Impact
DeepMind AlphaFold
AlphaFold predicts 3D models of protein structures and is helping accelerate biological research
AlphaFold
AlphaFold is a deep learning system that predicts a protein’s 3D structure from its amino acid sequence. OptimalAI's David Jones, worked with Google DeepMind to create the system by initially exposing it to 100,000 established protein sequences and structures.
Before AlphaFold, the conventional methods of protein structure determination entailed arduous and time-intensive experiments that spanned years and incurred substantial costs. The latest AlphaFold system predicts protein shapes with atomic precision in a matter of minutes.
In July of 2021, DeepMind made AlphaFold an open source code, available for free, to the whole world. It is anticipated that it will revolutionise our understanding of biology.
In 2024, Google DeepMind's Sir Demis Hassabis and Dr. John Jumper were co-awarded the 2024 Nobel Prize in Chemistry for their work developing AlphaFold.
Collaboration and Mentorship
OptimalAI's David Jones played a significant role in the development of AlphaFold. As the creator of widely used protein structure prediction tools like PSIPRED and DISOPRED, Jones' work directly influenced AlphaFold's design and accuracy.

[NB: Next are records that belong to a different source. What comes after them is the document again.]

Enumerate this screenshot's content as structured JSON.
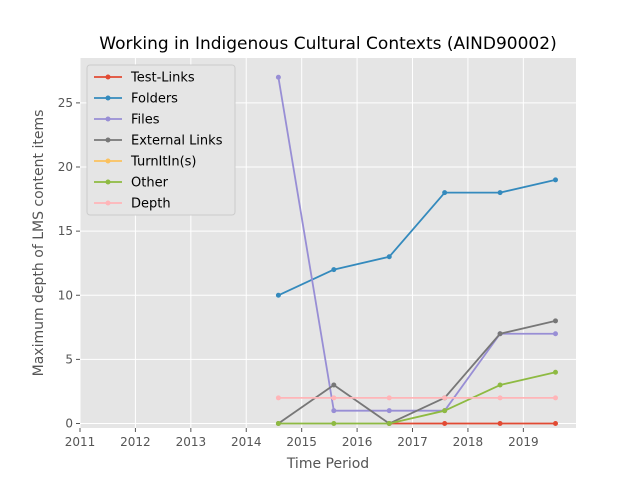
{
  "chart_data": {
    "type": "line",
    "title": "Working in Indigenous Cultural Contexts (AIND90002)",
    "xlabel": "Time Period",
    "ylabel": "Maximum depth of LMS content items",
    "xlim": [
      2011,
      2019.95
    ],
    "ylim": [
      -0.35,
      28.5
    ],
    "x_ticks": [
      "2011",
      "2012",
      "2013",
      "2014",
      "2015",
      "2016",
      "2017",
      "2018",
      "2019"
    ],
    "y_ticks": [
      "0",
      "5",
      "10",
      "15",
      "20",
      "25"
    ],
    "x": [
      "2014-08",
      "2015-08",
      "2016-08",
      "2017-08",
      "2018-08",
      "2019-08"
    ],
    "x_numeric": [
      2014.58,
      2015.58,
      2016.58,
      2017.58,
      2018.58,
      2019.58
    ],
    "grid": true,
    "legend_position": "top-left",
    "series": [
      {
        "name": "Test-Links",
        "color": "#E24A33",
        "values": [
          null,
          null,
          0,
          0,
          0,
          0
        ]
      },
      {
        "name": "Folders",
        "color": "#348ABD",
        "values": [
          10,
          12,
          13,
          18,
          18,
          19
        ]
      },
      {
        "name": "Files",
        "color": "#988ED5",
        "values": [
          27,
          1,
          1,
          1,
          7,
          7
        ]
      },
      {
        "name": "External Links",
        "color": "#777777",
        "values": [
          0,
          3,
          0,
          2,
          7,
          8
        ]
      },
      {
        "name": "TurnItIn(s)",
        "color": "#FBC15E",
        "values": [
          null,
          null,
          null,
          null,
          null,
          null
        ]
      },
      {
        "name": "Other",
        "color": "#8EBA42",
        "values": [
          0,
          0,
          0,
          1,
          3,
          4
        ]
      },
      {
        "name": "Depth",
        "color": "#FFB5B8",
        "values": [
          2,
          2,
          2,
          2,
          2,
          2
        ]
      }
    ]
  }
}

Leveraging his deep expertise in bioinformatics and protein folding, Jones worked closely alongside the DeepMind team to develop and refine AlphaFold’s algorithms. His contributions were instrumental in AlphaFold's groundbreaking success, solving a longstanding challenge in molecular biology.
What are Proteins?
The Protein Folding Problem
Proteins showcase their 3D structure through a process of folding, driven by attraction and repulsion among the 20 amino acid types. This intricate folding creates the distinctive curls, loops, and pleats defining a protein's configuration. Each protein possesses a distinct three-dimensional configuration, which governs its functionality and purpose. However, determining the precise structure of a protein has historically been a costly and time-intensive endeavor.
For decades, researchers have pursued a reliable means to deduce a protein's structure solely from its amino acid sequence. This is known as the protein-folding problem. Before AlphaFold, Scientists had only managed to scrutinize the three-dimensional arrangement of a minute fraction of known proteins. Predicting the structures of millions of uncharted proteins would aid in combating diseases, expediting the discovery of novel medicines and shed light on the workings of life itself.
The Algorithm
AlphaFold uses a form of deep learning called an attention-based neural network system, that is trained end-to-end. This means that all of the different steps of the process are simultaneously trained instead of sequentially. This gives more flexibility to the network, allowing it to dynamically learn interactions between non-neighboring nodes. AlphaFold also uses evolutionarily related protein sequences, multiple sequence alignment, and a representation of amino acid residue pairs to refine its predictions.
The overall training was conducted on a processing power of between 100 and 200 GPUs. Training the system on the hardware took weeks, after which the program would take a matter of days to converge for each structure. The program was trained on over 170,000 proteins from a public repository of protein sequences and structures. AlphaFold offers two reliability metrics which provide confidence estimates in the predicted protein structure. This tells scientists how accurate the predictions are likely to be.
At CASP14 (2020), the latest iteration of AlphaFold was introduced to the protein-folding research community and tested against real experimental data. It attained an accuracy level that was deemed to address the protein structure prediction problem.
Professor Ewan Birney
Deputy Director General, EMBL and Director, EMBL-EBI
AlphaFold Protein Structure Database
In 2021, DeepMind and EMBL-EBI launched the AlphaFold Protein Structure Database and made it free and openly available to the scientific community. The database contains over 200 million predicted protein structures, covering almost every organism on Earth that has had its genome sequenced. This includes the entire human proteome, plants, bacteria, animals, and other organisms, opening up new avenues of research across the life sciences that will have an impact on global challenges, including sustainability, food insecurity, and neglected diseases.
Subsequent updates have seen the addition of UniProtKB/SwissProt and 27 new proteomes, 17 of which represent neglected tropical diseases that continue to devastate the lives of more than 1 billion people globally. AlphaFold has also shown impact in areas such as improving our ability to fight plastic pollution, gain insight into Parkinson’s disease, increase the health of honey bees, understand how ice forms, tackle neglected diseases such as Chagas disease and Leishmaniasis, and explore human evolution.
In 2024, Google DeepMind launched AlphaFold Server, a free research tool powered by AlphaFold 3. AlphaFold Server is the most accurate tool in the world for predicting how proteins interact with other molecules throughout the cell. With just a few clicks on a single platform, biologists can generate molecular complexes – regardless of their access to computational resources or their expertise in machine learning.